Langkah ini mencerminkan pergeseran paradigma di mana keamanan ekonomi kini dianggap sama pentingnya dengan keamanan nasional. Dalam dunia yang semakin terpolarisasi, mengontrol arus barang dan teknologi menjadi senjata diplomatik yang sangat kuat.
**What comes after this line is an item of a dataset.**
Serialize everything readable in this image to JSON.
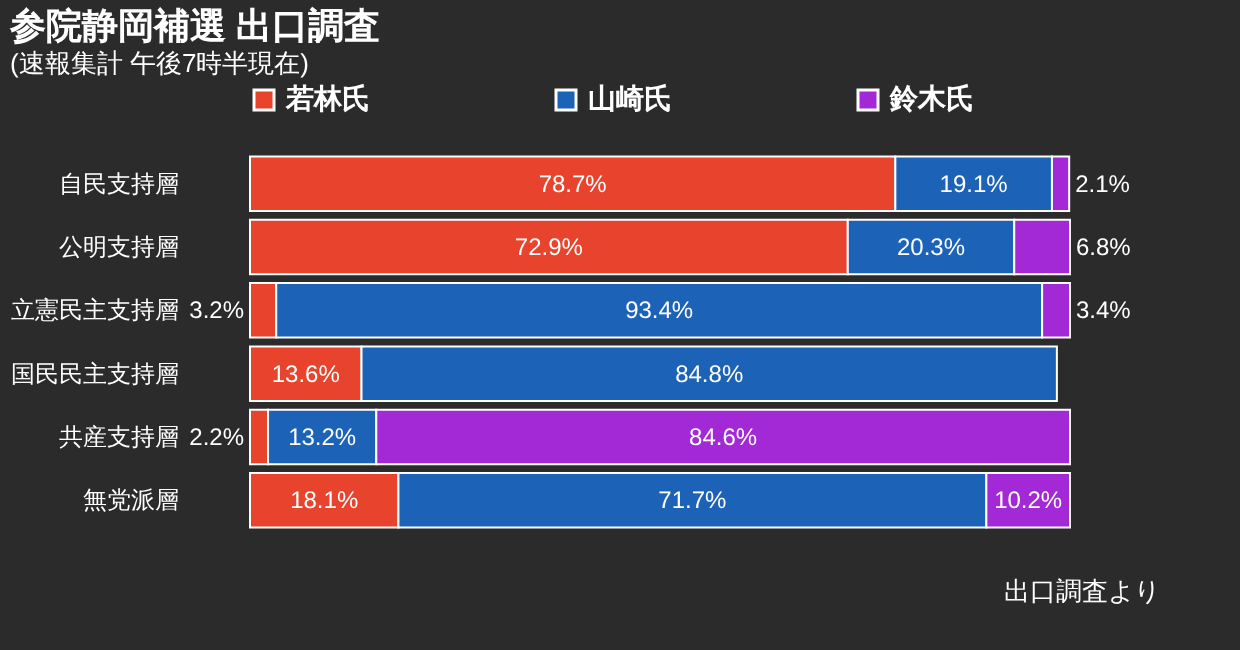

Jika kebijakan ini berhasil tanpa memicu perang dagang yang merusak, AS mungkin akan menjadi cetak biru bagi negara-negara lain untuk kembali ke kebijakan proteksionisme. Namun, jika kebijakan ini justru memicu kekacauan pasar, maka dunia mungkin akan memasuki era ketidakpastian ekonomi yang lebih panjang.
Kesimpulan
Kebijakan tarif baru Amerika Serikat sebesar 10% dan 12,5% terhadap 60 negara merupakan langkah strategis yang bertujuan untuk melindungi industri domestik dan memperkuat ekonomi nasional. Meskipun pemerintah AS mengklaim kebijakan ini tidak akan berdampak negatif karena kemiripannya dengan tarif global sebelumnya, dunia tetap menanti bagaimana reaksi negara-negara terdampak.
Antara upaya penguatan manufaktur dalam negeri dan risiko inflasi serta perang dagang, kebijakan ini adalah perjudian ekonomi yang besar. Keberhasilan kebijakan ini akan sangat bergantung pada kemampuan AS dalam menyeimbangkan antara perlindungan industri lokal dan stabilitas hubungan perdagangan internasional yang selama ini menjadi motor pertumbuhan ekonomi global.